Rimba menggoreskan kuas setelah mencelupkannya ke dalam kaleng cat. Iris masih berdiri tidak jauh dari Rimba, mengarahkan lelaki itu agar melakukan tugasnya dengan benar.
“Jangan lama-lama Ris ngecatnya, nanti hujan,” teriak Windu dari lantai atas rumahnya.
"Ashiap Kek! Aku udah sewa tukang cat profesional.”
Rimba hanya tertawa mendengar julukan yang iris berikan untuknya sambil kembali fokus menggoreskan kuas.
“Mau demo kemana minggu ini?” tanya Iris.
“Udah pensiun.”
Lelaki yang sempat dikeluarkan dari kampusnya tu sudah meninggalkan rangkaian aksi demonstrasi yang dulu sering ia lakukan. Idealismenya perlahan dibungkam, membuatnya lebih memilih apatis terhadap hal yang bisa saja merugikannya. Namun kecintaan dan kepeduliannya terhadap lingkungan dan hutan tidak pernah surut. Kesibukannya kali ini mengunjungi pengolahan sampah di pasar, bekerja sama dengan pengelola lahan terbuka hijau untuk mendukung penelitiannya dan Rimba hanya mengikuti satu organisasi di kampus.
“Jangan terlalu sibuk organisasi, nanti lupa buat belajar,” Pertuah Iris terdengar seolah ia punya banyak pengalaman kegiatan organisasi, padahal tidak.
“Jangan terlalu sibuk jadi pengangguran, nanti lupa buat cari kuliah.”
“Aku ga merasa sibuk sebagai pengangguran.”
“Tapi pura-pura sibuk?”
Apa yang dikatakan Windu benar terjadi, hujan mengguyur saat Rimba masih belum selesai mengecat. Ia menggoreskan kuas dengan cepat, beharap dapat selesai sebelum hujan semakin lebat.
“Lanjutin aja deh, catnya juga waterproof kok.”
“Tapi waterproof juga kan harus nunggu kering dulu Ris.”
Dari sebrang rumahnya, tampak seorang gadis kecil yang memakai jas hujan kuning dan sepatu boot berwarna merah jambu. Ling Ling baru saja pulang sekolah, dijemput oleh ayahnya.

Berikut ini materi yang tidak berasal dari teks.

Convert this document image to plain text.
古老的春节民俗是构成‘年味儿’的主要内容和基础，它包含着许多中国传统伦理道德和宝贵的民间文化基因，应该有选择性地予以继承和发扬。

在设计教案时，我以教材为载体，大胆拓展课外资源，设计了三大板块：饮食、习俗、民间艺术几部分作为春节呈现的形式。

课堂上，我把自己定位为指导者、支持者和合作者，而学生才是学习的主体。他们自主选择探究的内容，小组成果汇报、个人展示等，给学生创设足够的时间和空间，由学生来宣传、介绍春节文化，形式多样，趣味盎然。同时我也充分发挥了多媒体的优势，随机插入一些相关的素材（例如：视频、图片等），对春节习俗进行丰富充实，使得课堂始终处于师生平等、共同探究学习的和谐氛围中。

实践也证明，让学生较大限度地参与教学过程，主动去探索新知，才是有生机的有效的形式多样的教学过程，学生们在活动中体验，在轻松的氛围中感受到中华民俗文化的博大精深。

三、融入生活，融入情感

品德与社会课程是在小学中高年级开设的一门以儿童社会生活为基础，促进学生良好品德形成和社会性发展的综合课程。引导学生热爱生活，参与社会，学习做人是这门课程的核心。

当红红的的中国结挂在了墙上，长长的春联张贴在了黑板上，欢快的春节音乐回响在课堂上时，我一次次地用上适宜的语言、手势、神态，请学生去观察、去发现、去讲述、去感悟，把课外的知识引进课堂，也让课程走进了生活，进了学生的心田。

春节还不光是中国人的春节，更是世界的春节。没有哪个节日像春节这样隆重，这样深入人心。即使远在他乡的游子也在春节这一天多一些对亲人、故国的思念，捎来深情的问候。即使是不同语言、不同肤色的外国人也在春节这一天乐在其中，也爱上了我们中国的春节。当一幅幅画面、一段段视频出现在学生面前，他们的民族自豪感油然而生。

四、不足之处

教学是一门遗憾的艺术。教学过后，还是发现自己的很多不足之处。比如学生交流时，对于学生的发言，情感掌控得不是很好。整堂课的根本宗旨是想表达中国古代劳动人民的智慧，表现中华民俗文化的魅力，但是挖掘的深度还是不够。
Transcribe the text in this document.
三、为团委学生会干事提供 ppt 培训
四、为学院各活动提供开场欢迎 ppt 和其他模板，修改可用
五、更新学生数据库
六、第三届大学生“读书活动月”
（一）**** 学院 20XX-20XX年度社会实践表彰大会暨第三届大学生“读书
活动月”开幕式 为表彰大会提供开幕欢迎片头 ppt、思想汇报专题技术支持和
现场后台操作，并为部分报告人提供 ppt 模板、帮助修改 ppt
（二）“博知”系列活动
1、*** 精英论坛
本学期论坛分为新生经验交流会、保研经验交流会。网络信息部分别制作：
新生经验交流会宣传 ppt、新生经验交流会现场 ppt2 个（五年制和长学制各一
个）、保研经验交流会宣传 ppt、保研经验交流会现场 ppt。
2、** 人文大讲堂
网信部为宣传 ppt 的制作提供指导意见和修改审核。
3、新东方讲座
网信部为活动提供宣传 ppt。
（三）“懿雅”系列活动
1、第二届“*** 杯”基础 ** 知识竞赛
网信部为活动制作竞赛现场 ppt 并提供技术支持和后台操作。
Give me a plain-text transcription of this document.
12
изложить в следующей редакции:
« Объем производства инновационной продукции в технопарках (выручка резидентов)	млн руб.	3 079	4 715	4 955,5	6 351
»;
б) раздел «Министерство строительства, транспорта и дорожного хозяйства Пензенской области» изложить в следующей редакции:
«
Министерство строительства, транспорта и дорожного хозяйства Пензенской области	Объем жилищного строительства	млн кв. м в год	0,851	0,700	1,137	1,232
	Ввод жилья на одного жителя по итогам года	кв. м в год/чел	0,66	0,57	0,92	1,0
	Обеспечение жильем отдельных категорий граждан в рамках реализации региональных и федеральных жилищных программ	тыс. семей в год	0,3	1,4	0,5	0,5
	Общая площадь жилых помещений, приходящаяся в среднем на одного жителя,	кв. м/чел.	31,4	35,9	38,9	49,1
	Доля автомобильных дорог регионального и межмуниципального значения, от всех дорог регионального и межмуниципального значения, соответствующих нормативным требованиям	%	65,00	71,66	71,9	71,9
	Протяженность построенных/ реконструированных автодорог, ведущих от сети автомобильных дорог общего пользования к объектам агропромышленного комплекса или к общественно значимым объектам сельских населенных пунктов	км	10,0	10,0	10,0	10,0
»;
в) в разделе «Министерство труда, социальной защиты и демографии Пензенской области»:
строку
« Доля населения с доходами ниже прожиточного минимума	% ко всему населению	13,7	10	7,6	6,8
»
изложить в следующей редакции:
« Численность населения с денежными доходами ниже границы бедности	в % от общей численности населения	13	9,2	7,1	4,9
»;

“Kak Riris jangan main hujan-hujanan, kata Mami ga boleh.”
“Hujan-hujanan seru tau, main air!”
Mendengar hal itu, Ling Ling berusaha membujuk ibunya, namun ia tetap tidak diperbolehkan. Gadis itu hanya dapat memandangi hujan dari balik kaca jendela rumahnya.
“Ambilin payung dong Ris.”
“Katanya suka menyatu dengan alam, tapi sama hujan aja takut basah.”
“Buat payungin plangnya Ris, dikit lagi selesai nih.”